The Real Cost of an Exotic Choice
It's tempting to pick a language because it's elegant, or fast, or because someone you respect swears by it. For vibe coding specifically, that instinct can quietly sink a project. Here's why: every hour you spend wrestling a niche language's tooling, or untangling AI output that's subtly wrong because the model has seen too few examples, is an hour you didn't spend shipping. The exotic choice rarely fails loudly. It fails as a slow drip of extra fix-loops, missing libraries, and Stack Overflow answers that don't exist.
Concretely, the penalty shows up in three places. First, the AI is less fluent, so it makes more mistakes and is worse at fixing them — and you, not knowing the language, can't tell good code from bad. Second, the ecosystem is thinner, so the library you need may not exist, may be abandoned, or may have no examples to copy. Third, when you get stuck, the web is quieter: fewer tutorials, fewer answered questions, fewer people who've hit your exact wall. With Python or TypeScript, all three of those are non-problems.

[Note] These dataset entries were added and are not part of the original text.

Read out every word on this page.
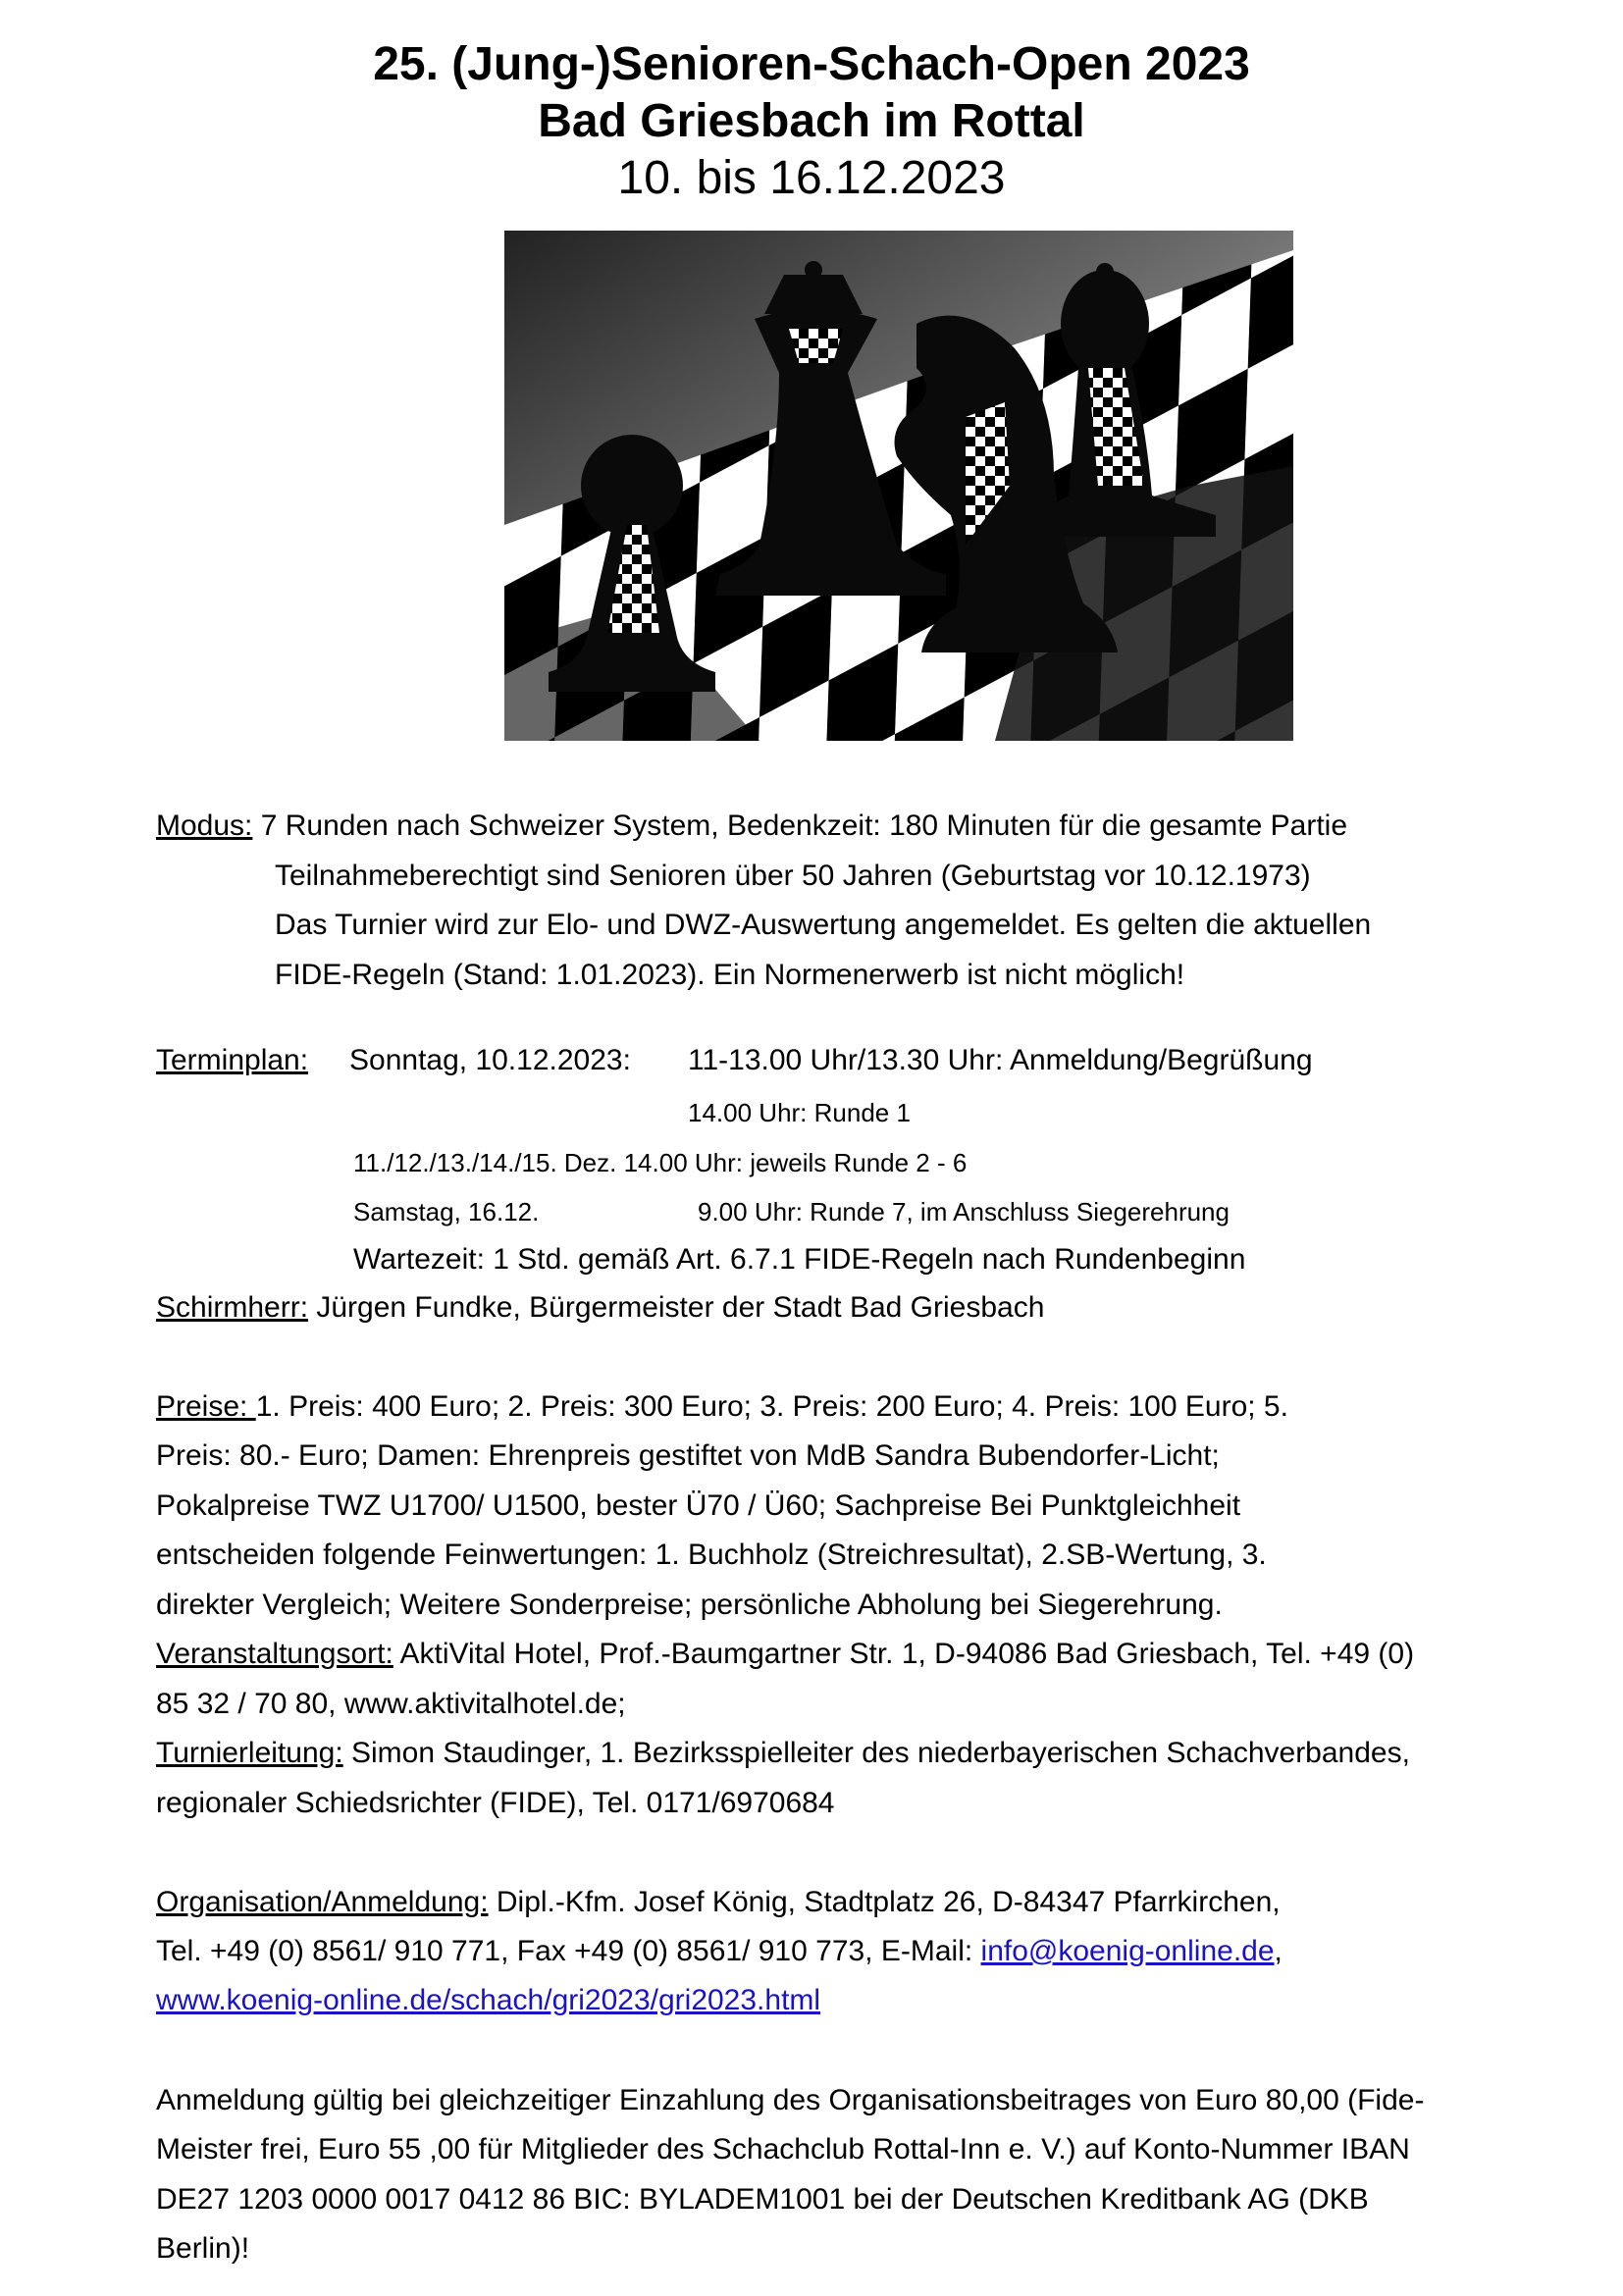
25. (Jung-)Senioren-Schach-Open 2023
Bad Griesbach im Rottal
10. bis 16.12.2023
Modus: 7 Runden nach Schweizer System, Bedenkzeit: 180 Minuten für die gesamte Partie
Teilnahmeberechtigt sind Senioren über 50 Jahren (Geburtstag vor 10.12.1973)
Das Turnier wird zur Elo- und DWZ-Auswertung angemeldet. Es gelten die aktuellen
FIDE-Regeln (Stand: 1.01.2023). Ein Normenerwerb ist nicht möglich!
Terminplan: Sonntag, 10.12.2023: 11-13.00 Uhr/13.30 Uhr: Anmeldung/Begrüßung
14.00 Uhr: Runde 1
11./12./13./14./15. Dez. 14.00 Uhr: jeweils Runde 2 - 6
Samstag, 16.12.	9.00 Uhr: Runde 7, im Anschluss Siegerehrung
Wartezeit: 1 Std. gemäß Art. 6.7.1 FIDE-Regeln nach Rundenbeginn
Schirmherr: Jürgen Fundke, Bürgermeister der Stadt Bad Griesbach
Preise: 1. Preis: 400 Euro; 2. Preis: 300 Euro; 3. Preis: 200 Euro; 4. Preis: 100 Euro; 5.
Preis: 80.- Euro; Damen: Ehrenpreis gestiftet von MdB Sandra Bubendorfer-Licht;
Pokalpreise TWZ U1700/ U1500, bester Ü70 / Ü60; Sachpreise Bei Punktgleichheit
entscheiden folgende Feinwertungen: 1. Buchholz (Streichresultat), 2.SB-Wertung, 3.
direkter Vergleich; Weitere Sonderpreise; persönliche Abholung bei Siegerehrung.
Veranstaltungsort: AktiVital Hotel, Prof.-Baumgartner Str. 1, D-94086 Bad Griesbach, Tel. +49 (0)
85 32 / 70 80, www.aktivitalhotel.de;
Turnierleitung: Simon Staudinger, 1. Bezirksspielleiter des niederbayerischen Schachverbandes,
regionaler Schiedsrichter (FIDE), Tel. 0171/6970684
Organisation/Anmeldung: Dipl.-Kfm. Josef König, Stadtplatz 26, D-84347 Pfarrkirchen,
Tel. +49 (0) 8561/ 910 771, Fax +49 (0) 8561/ 910 773, E-Mail: info@koenig-online.de,
www.koenig-online.de/schach/gri2023/gri2023.html
Anmeldung gültig bei gleichzeitiger Einzahlung des Organisationsbeitrages von Euro 80,00 (Fide-
Meister frei, Euro 55 ,00 für Mitglieder des Schachclub Rottal-Inn e. V.) auf Konto-Nummer IBAN
DE27 1203 0000 0017 0412 86 BIC: BYLADEM1001 bei der Deutschen Kreditbank AG (DKB
Berlin)!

None of this means exotic languages are bad. It means the burden of proof is on the exotic choice. If you have a concrete, specific reason — you genuinely need Rust's speed, you're forced into Swift by the App Store, you're extending an existing Go service — then pay the cost with open eyes. If the reason is "it seemed cool," pick the popular option and ship something. You can always rewrite later, and you almost never will, because the popular choice will have done the job.